Graham Reid | | 1 min read
Although picking up the scent from the first excellent volume in this series which joins the dots between rock, soul and country music, these 20 tracks -- while not without interest -- don't have quite the same weight or depth.
Area Code 615 -- the band formed by Nashville studio owners/musiucians Charley McCoy and Wayne Moss, in whose studio the Steve Miller Band recorded -- kicks things of with the appropriately rocking country Ruby and Captain Beyond's five minute Sufficiently Breathless is what Crosby Stills and Nash might have sounded like if they grown up in Georgia.
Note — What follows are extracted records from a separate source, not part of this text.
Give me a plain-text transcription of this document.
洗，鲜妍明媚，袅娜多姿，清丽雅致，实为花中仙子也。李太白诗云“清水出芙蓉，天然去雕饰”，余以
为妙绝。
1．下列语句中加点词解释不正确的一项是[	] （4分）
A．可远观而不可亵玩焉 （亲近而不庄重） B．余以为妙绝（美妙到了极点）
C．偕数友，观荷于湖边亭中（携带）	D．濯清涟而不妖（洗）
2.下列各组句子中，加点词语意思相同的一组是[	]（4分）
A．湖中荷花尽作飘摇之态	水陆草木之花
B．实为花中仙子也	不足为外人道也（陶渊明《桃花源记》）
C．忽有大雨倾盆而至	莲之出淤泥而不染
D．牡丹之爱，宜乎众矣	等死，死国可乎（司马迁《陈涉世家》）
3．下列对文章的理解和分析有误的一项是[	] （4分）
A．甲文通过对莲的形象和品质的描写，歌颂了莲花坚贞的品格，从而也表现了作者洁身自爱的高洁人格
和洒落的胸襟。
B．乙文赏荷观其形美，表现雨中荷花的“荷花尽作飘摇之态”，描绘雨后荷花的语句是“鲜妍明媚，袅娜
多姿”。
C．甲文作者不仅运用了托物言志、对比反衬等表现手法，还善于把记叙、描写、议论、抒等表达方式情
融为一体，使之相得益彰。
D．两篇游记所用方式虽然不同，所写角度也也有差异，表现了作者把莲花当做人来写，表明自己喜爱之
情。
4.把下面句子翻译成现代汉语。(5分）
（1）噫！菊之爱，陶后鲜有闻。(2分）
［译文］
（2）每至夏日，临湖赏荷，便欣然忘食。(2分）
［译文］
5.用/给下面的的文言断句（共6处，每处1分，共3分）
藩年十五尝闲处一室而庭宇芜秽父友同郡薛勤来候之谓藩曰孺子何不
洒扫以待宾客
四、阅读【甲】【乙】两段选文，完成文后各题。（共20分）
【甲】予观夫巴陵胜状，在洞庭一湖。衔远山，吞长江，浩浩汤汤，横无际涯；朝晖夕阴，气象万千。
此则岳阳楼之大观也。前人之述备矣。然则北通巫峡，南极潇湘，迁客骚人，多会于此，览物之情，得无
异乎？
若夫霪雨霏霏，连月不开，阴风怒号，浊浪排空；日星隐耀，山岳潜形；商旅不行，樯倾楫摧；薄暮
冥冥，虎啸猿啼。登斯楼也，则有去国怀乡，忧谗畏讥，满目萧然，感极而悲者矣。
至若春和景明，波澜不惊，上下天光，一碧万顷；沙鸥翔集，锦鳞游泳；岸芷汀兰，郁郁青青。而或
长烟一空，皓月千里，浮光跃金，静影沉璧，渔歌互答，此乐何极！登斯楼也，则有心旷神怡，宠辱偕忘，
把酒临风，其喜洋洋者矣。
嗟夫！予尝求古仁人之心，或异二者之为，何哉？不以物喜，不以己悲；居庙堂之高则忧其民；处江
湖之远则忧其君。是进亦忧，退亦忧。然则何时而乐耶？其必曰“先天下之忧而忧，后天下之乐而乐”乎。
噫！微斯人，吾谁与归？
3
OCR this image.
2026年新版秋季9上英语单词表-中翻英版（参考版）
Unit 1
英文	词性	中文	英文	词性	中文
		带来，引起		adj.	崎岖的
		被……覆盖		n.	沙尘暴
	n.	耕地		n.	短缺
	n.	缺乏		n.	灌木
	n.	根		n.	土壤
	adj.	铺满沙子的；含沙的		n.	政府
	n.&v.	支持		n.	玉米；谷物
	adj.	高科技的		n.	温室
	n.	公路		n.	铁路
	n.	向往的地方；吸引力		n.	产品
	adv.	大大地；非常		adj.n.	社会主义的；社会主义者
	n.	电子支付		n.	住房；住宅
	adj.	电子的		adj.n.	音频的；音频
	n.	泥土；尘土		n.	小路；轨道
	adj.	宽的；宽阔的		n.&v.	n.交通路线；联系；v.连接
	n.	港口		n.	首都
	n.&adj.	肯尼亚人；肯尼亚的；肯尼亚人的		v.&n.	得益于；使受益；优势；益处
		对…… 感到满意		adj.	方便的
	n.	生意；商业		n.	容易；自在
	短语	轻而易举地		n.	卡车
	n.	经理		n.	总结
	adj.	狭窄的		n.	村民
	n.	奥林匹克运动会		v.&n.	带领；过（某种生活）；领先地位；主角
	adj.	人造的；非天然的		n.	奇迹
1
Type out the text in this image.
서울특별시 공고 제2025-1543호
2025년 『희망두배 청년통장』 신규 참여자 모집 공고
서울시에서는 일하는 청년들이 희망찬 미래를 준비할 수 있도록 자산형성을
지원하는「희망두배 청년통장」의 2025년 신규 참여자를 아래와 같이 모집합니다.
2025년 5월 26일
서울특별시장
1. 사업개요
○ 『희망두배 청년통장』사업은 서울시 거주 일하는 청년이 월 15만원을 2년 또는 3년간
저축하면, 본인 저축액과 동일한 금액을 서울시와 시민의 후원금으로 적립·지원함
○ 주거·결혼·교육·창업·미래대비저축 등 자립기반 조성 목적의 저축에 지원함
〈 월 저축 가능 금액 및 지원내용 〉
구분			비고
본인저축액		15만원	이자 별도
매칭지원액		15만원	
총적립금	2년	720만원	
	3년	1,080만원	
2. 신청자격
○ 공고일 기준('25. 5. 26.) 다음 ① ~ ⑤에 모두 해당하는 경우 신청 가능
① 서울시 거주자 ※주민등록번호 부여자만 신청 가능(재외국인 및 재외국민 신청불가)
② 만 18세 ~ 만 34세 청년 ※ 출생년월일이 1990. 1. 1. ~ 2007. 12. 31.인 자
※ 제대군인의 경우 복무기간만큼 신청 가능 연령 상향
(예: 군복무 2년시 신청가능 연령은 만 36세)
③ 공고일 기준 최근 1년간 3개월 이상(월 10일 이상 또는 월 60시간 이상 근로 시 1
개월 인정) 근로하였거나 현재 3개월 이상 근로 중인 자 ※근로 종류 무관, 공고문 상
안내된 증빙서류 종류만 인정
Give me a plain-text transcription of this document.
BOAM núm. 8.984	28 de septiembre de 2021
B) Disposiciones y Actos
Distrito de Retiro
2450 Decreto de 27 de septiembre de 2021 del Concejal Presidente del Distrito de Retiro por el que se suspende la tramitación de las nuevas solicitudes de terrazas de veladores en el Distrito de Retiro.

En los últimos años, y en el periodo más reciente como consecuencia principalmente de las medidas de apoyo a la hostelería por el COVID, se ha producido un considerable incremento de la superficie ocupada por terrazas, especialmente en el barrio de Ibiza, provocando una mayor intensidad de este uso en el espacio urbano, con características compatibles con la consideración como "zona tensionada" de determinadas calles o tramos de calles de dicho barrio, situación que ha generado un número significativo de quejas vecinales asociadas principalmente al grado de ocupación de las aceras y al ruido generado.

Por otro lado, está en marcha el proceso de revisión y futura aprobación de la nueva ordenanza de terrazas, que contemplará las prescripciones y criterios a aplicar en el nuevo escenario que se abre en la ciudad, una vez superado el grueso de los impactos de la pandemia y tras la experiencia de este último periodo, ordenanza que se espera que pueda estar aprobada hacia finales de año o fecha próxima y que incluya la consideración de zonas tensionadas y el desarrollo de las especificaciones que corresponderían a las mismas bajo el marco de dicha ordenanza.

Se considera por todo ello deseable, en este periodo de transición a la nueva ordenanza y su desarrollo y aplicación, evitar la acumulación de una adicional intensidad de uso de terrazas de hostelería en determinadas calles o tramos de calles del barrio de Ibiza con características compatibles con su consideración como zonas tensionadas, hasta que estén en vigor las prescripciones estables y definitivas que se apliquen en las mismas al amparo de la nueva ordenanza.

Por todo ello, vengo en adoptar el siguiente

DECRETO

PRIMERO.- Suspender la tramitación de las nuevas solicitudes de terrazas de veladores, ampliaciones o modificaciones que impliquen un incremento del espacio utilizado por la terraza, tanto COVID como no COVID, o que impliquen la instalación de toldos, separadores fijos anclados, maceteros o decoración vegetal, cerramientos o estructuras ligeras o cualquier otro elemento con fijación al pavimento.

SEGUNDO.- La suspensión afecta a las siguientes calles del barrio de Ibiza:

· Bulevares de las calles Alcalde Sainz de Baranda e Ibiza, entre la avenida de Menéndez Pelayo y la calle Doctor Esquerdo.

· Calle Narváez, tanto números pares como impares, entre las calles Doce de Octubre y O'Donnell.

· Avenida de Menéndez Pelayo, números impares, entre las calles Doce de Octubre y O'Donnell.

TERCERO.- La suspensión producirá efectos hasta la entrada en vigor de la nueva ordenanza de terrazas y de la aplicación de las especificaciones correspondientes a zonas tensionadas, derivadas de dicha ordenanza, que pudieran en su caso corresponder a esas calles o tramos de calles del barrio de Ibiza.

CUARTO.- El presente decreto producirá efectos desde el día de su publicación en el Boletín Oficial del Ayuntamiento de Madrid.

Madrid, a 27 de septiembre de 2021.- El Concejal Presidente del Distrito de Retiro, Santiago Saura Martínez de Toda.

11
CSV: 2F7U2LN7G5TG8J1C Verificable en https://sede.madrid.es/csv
Cowboy's Houston is a little like the early Eagles.
But, wonderful though she is, two songs by Bobbie Gentry, and another piece from both Area Code 615 (Devil Weed and Me) and Captain Beyond, plus the hoary Freebird and Gregg Allman's Midnight Rider mean this feels padded and more familiar than its predecessor.
Marshall Tucker Band's Fire on the Mountain is kinda cool and nice to hear again, as is Tony Joe White's funky Who's Making Love, and the Box Tops' Deep in Kentucky and Earl Scruggs' soulful LOneseome and Long Way From Home are the real surprise . . . but quite how Cher's verison of Buffalo Springfield's For What It's Worth (it's good, she sounds like Sonny) fits here -- just because it was recorded at Muscle Shoals? -- is hard to fathom.
There are quite a number of collections now of Southern soul, country and rock (see here and here and here for starters) and this sequel regrettably feels like the least of them.